In the August 1934 California Highways & Public Works the Division of Highways announced the initial Sign State Route program. The Sign State Route program was intended to supplement the early US Route System in California by way of signing major highways with miner spade shaped highway shields. The original Sign State Route network contained numerous grouping patterns which largely have been lost as the system has expanded. This blog will examine the grouping patterns of the Sign State Route program as originally envisioned. Featured as the blog cover photo is the prototype Sign State Route shield seen in the August 1934 California Highways & Public Works.

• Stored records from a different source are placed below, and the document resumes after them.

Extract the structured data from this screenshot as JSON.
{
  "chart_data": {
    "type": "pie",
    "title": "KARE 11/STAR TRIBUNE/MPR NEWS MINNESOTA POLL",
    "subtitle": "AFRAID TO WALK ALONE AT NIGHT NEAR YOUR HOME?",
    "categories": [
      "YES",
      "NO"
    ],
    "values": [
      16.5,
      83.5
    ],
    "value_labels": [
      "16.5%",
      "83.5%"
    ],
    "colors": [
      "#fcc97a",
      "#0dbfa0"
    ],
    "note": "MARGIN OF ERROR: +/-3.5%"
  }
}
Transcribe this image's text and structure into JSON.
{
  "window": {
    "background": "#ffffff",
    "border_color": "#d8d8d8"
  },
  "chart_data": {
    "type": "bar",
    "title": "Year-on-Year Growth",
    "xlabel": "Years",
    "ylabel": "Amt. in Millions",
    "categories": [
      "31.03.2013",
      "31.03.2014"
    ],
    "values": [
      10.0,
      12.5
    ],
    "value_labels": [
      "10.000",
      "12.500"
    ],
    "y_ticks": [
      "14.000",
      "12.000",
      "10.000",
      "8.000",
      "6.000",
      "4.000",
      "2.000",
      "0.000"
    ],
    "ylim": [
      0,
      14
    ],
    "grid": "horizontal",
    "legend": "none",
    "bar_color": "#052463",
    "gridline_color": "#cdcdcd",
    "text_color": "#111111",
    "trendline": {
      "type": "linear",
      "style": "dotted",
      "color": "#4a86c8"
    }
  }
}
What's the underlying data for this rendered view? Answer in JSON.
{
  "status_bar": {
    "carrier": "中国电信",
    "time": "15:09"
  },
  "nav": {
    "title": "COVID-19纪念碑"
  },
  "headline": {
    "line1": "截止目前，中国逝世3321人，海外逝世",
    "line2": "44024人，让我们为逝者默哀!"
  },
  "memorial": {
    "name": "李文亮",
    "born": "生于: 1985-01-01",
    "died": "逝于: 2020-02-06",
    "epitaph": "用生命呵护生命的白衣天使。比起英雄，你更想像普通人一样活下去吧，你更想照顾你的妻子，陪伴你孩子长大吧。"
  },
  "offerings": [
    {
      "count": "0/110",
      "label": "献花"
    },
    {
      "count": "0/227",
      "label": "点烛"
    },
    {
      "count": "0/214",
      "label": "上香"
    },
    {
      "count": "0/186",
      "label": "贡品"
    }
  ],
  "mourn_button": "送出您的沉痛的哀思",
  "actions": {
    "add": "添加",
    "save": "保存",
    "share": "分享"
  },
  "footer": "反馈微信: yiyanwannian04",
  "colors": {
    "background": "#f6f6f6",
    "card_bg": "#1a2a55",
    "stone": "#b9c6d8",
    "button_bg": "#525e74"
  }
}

Conventions of the original Sign State Route grid and grouping patterns
As noted in the introduction the August 1934 California Highways & Public Works announced the initial run of Sign State Routes. The initial Sign State Routes were assigned to corridors of travel that were largely considered essential to state-wise transportation. While most Sign State Routes were applied over State owned Legislative Route Numbers not all were (example: California State Route 180 west over Panoche Pass to California State Routes 25 in Paicines). The pages below contain descriptions for each Sign State Route.
San Francisco Bay Area North/South Grouping
The point of origin for the entire State Sign Route System appears to have been with California State Route 1 which passed through San Francisco along the Pacific Coast. Major north/south Sign State Routes east of San Franscisco were assigned as; 5, 9 and 13. Sign State Routes 25, 29, possibly 33 and 37 appear on the outskirts of San Francisco Bay Area. Notably Sign State Route 13 became Sign State Route 17 for unknown reasons shortly after the Sign State Route program was announced.